Le modèle «collaboratif» sur internet n'en est encore qu'à ses débuts, estime l'un des principaux promoteurs de ce concept, le fondateur de l'encyclopédie en ligne Wikipedia, Jimmy Wales, dans une interview accordée à l'AFP.

Pour prouver l'impact de Wikipedia, le gourou du web, âgé de 42 ans, raconte comment lors d'une récente visite dans un bidonville en Inde il a «rencontré un jeune homme dans la rue qui lui a dit avoir utilisé Wikipedia pour passer ses examens de fin d'études secondaires».

«Waouh, c'est vraiment cool non?

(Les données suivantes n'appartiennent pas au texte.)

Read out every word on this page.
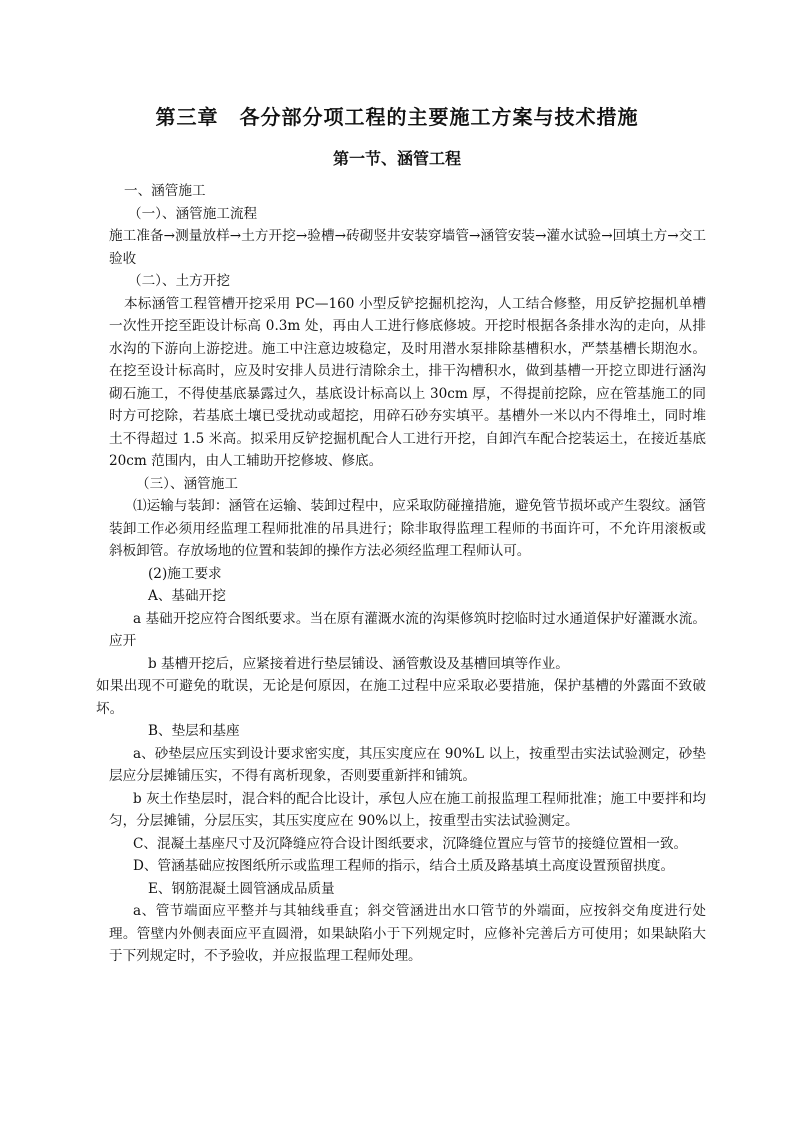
第三章　各分部分项工程的主要施工方案与技术措施
第一节、涵管工程

一、涵管施工

（一）、涵管施工流程

施工准备→测量放样→土方开挖→验槽→砖砌竖井安装穿墙管→涵管安装→灌水试验→回填土方→交工验收

（二）、土方开挖

本标涵管工程管槽开挖采用 PC—160 小型反铲挖掘机挖沟，人工结合修整，用反铲挖掘机单槽一次性开挖至距设计标高 0.3m 处，再由人工进行修底修坡。开挖时根据各条排水沟的走向，从排水沟的下游向上游挖进。施工中注意边坡稳定，及时用潜水泵排除基槽积水，严禁基槽长期泡水。在挖至设计标高时，应及时安排人员进行清除余土，排干沟槽积水，做到基槽一开挖立即进行涵沟砌石施工，不得使基底暴露过久，基底设计标高以上 30cm 厚，不得提前挖除，应在管基施工的同时方可挖除，若基底土壤已受扰动或超挖，用碎石砂夯实填平。基槽外一米以内不得堆土，同时堆土不得超过 1.5 米高。拟采用反铲挖掘机配合人工进行开挖，自卸汽车配合挖装运土，在接近基底 20cm 范围内，由人工辅助开挖修坡、修底。

（三）、涵管施工

⑴运输与装卸：涵管在运输、装卸过程中，应采取防碰撞措施，避免管节损坏或产生裂纹。涵管装卸工作必须用经监理工程师批准的吊具进行；除非取得监理工程师的书面许可，不允许用滚板或斜板卸管。存放场地的位置和装卸的操作方法必须经监理工程师认可。

(2)施工要求

A、基础开挖

a 基础开挖应符合图纸要求。当在原有灌溉水流的沟渠修筑时挖临时过水通道保护好灌溉水流。应开

b 基槽开挖后，应紧接着进行垫层铺设、涵管敷设及基槽回填等作业。

如果出现不可避免的耽误，无论是何原因，在施工过程中应采取必要措施，保护基槽的外露面不致破坏。

B、垫层和基座

a、砂垫层应压实到设计要求密实度，其压实度应在 90%L 以上，按重型击实法试验测定，砂垫层应分层摊铺压实，不得有离析现象，否则要重新拌和铺筑。

b 灰土作垫层时，混合料的配合比设计，承包人应在施工前报监理工程师批准；施工中要拌和均匀，分层摊铺，分层压实，其压实度应在 90%以上，按重型击实法试验测定。

C、混凝土基座尺寸及沉降缝应符合设计图纸要求，沉降缝位置应与管节的接缝位置相一致。

D、管涵基础应按图纸所示或监理工程师的指示，结合土质及路基填土高度设置预留拱度。

E、钢筋混凝土圆管涵成品质量

a、管节端面应平整并与其轴线垂直；斜交管涵进出水口管节的外端面，应按斜交角度进行处理。管壁内外侧表面应平直圆滑，如果缺陷小于下列规定时，应修补完善后方可使用；如果缺陷大于下列规定时，不予验收，并应报监理工程师处理。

On a un impact, même dans un endroit comme celui où je parlais à ce gars, au milieu de rues pleines de boue, dans un environnement vraiment différent de Londres», relève-t-il.

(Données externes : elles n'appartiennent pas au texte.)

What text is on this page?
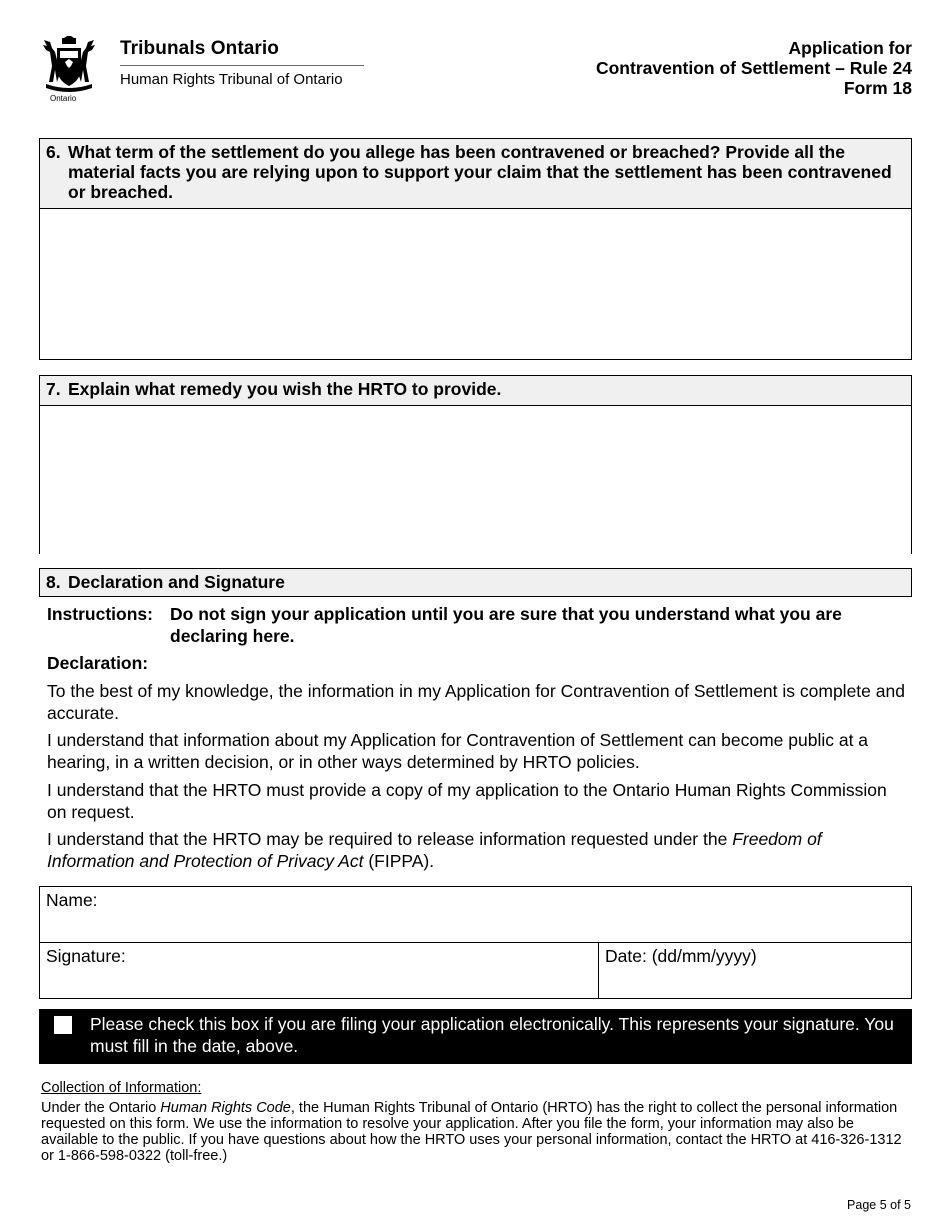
Ontario
Tribunals Ontario
Human Rights Tribunal of Ontario
Application for
Contravention of Settlement – Rule 24
Form 18
6. What term of the settlement do you allege has been contravened or breached? Provide all the material facts you are relying upon to support your claim that the settlement has been contravened or breached.
7. Explain what remedy you wish the HRTO to provide.
8. Declaration and Signature
Instructions: Do not sign your application until you are sure that you understand what you are declaring here.
Declaration:
To the best of my knowledge, the information in my Application for Contravention of Settlement is complete and accurate.
I understand that information about my Application for Contravention of Settlement can become public at a hearing, in a written decision, or in other ways determined by HRTO policies.
I understand that the HRTO must provide a copy of my application to the Ontario Human Rights Commission on request.
I understand that the HRTO may be required to release information requested under the Freedom of Information and Protection of Privacy Act (FIPPA).
Name:
Signature:	Date: (dd/mm/yyyy)
Please check this box if you are filing your application electronically. This represents your signature. You must fill in the date, above.
Collection of Information:
Under the Ontario Human Rights Code, the Human Rights Tribunal of Ontario (HRTO) has the right to collect the personal information requested on this form. We use the information to resolve your application. After you file the form, your information may also be available to the public. If you have questions about how the HRTO uses your personal information, contact the HRTO at 416-326-1312 or 1-866-598-0322 (toll-free.)
Page 5 of 5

«Nous sommes encore vraiment juste au début des efforts pour un modèle collaboratif», estime Jimmy Wales, qui s'exprimait en marge d'une cérémonie de remises de prix à Londres.

«Pour la vidéo, maintenant, on n'en est à beaucoup d'égards qu'à l'ère du Web 1.0», dit-il faisant référence à la période précédant le «Web 2.0», le renouveau de l'usage de l'internet avec notamment la possibilité pour les internautes d'interragir, un mode de fonctionnement incarné par Wikipedia.

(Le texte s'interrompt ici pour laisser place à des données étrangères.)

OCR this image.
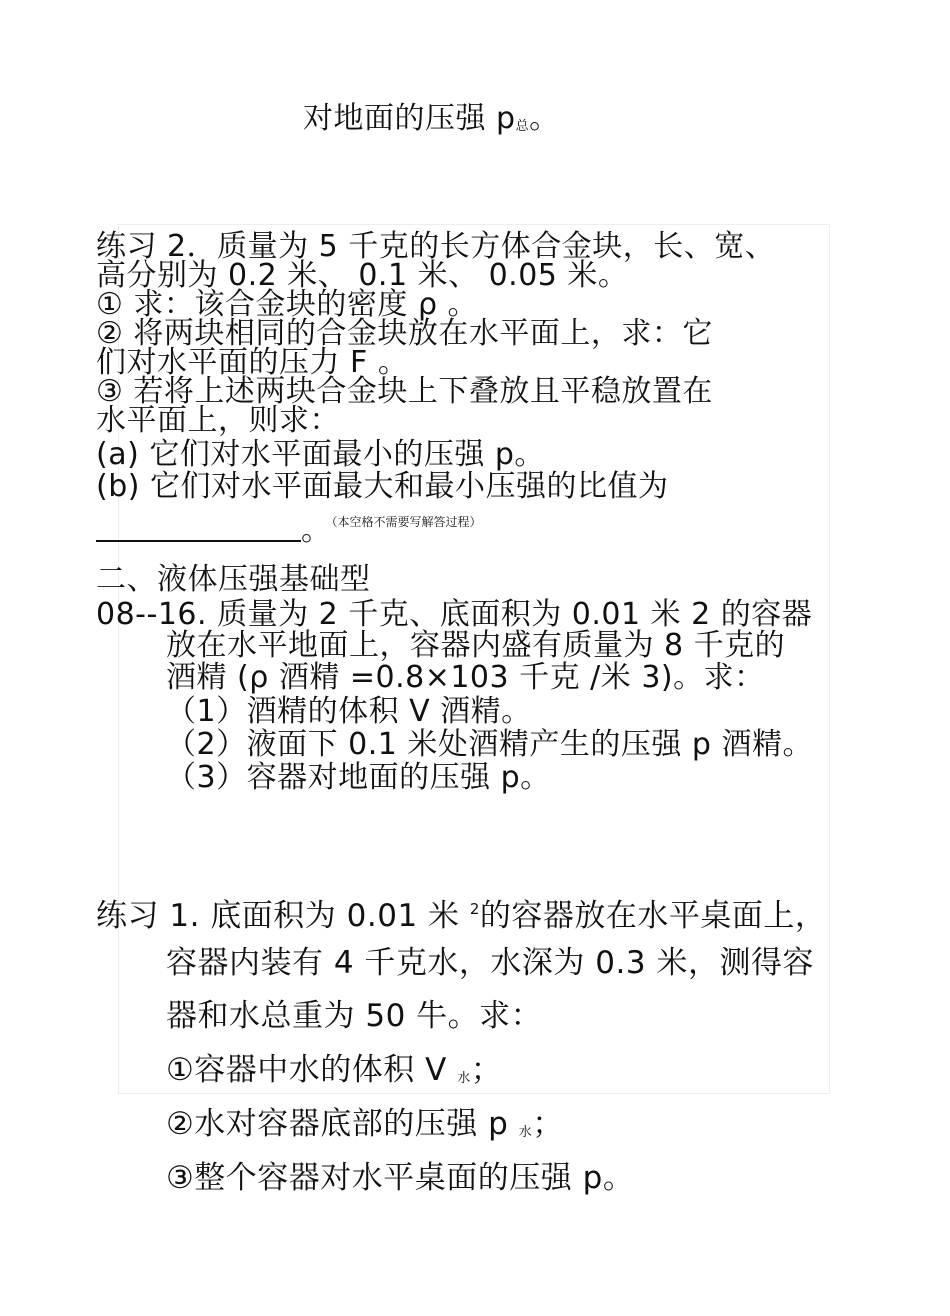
对地面的压强 p总。
练习 2．质量为 5 千克的长方体合金块，长、宽、
高分别为 0.2 米、 0.1 米、 0.05 米。
① 求：该合金块的密度 ρ 。
② 将两块相同的合金块放在水平面上，求：它
们对水平面的压力 F 。
③ 若将上述两块合金块上下叠放且平稳放置在
水平面上，则求：
(a) 它们对水平面最小的压强 p。
(b) 它们对水平面最大和最小压强的比值为
。$^{(本空格不需要写解答过程)}$
二、液体压强基础型
08--16. 质量为 2 千克、底面积为 0.01 米 2 的容器
放在水平地面上，容器内盛有质量为 8 千克的
酒精 (ρ 酒精 =0.8×103 千克 /米 3)。求：
（1）酒精的体积 V 酒精。
（2）液面下 0.1 米处酒精产生的压强 p 酒精。
（3）容器对地面的压强 p。
练习 1. 底面积为 0.01 米 $^2$的容器放在水平桌面上，
容器内装有 4 千克水，水深为 0.3 米，测得容
器和水总重为 50 牛。求：
①容器中水的体积 V 水；
②水对容器底部的压强 p 水；
③整个容器对水平桌面的压强 p。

«Si vous regardez presque tout ce qu'il y a sur (le site de partage de vidéos) YouTube, ils s'agit d'individus qui font des vidéos, que ce soient des vidéos de chats marrantes, ou de filles saoules», dit-il en plaisantant.

Mais «on n'a pas vu encore en vidéo des projets collaboratifs à grande échelle», souligne-t-il.

Jimmy Wales imagine au débotté l'exemple d'une vidéo pour le web réalisée en interviewant des gens autour du monde qui donneraient leur avis sur la guerre en Irak.

«C'est juste une idée idiote, mais imaginez ce qu'on pourrait obtenir avec 100.000 personnes qui réfléchiraient à des vidéos réalisées selon un modèle collaboratif pour créer des documentaires, ou des comédies, de l'art ou quoi que ce soit», suggère-t-il.

«Donc je pense qu'il y a encore beaucoup à faire», remarque-t-il.

Jimmy Wales reconnaît que la collaboration a ses limites : «Si l'on veut écrire un roman sur un deuil et une rédemption, il est probable que l'on ne puisse pas faire appel à la collaboration du public, parce que c'est vraiment une vision individuelle et une vision du monde».

«Mais pour des informations basiques, je pense qu'avoir un dialogue public ouvert, un débat et un processus démocratique, cela semble être (un modèle) très puissant».

Le fondateur de Wikipedia souligne aussi que des mesures importantes doivent être envisagées pour empêcher les gouvernements de profiter des informations personnelles, qui sont de plus en plus stockées sur de grandes bases de données informatiques.

Il estime que le risque d'un usage abusif de ces données sur les citoyens par des gouvernements est «une inquiétude», faisant écho au récent rapport de l'organisation Statewatch mettant en garde contre le fait que les gouvernements européens sacrifient de plus en plus les libertés civiles pour obtenir un accès illimité aux données personnelles, au nom de la sécurité.

«L'une des choses intéressantes à laquelle on doit vraiment réfléchir est comment, quand on utilise internet, on laisse une empreinte digitale partout», dit-il.

«Et ce n'est pas juste internet, mais les téléphones mobiles, et tout le reste. Je suis certain que si quelqu'un veut se donner la peine, il est assez facile de retracer mes déplacements autour du globe.»

«C'est quelque chose auquel la plupart des gens ne pensent pas, ils n'y pensent pas parce que honnêtement, personne ne s'intéresse à ce que font la plupart des gens.»

Mais alors que la puissance des ordinateurs augmente, «nous devons vraiment réfléchir aux contrôles politiques nécessaires pour empêcher les gouvernements d'abuser de ce type d'informations».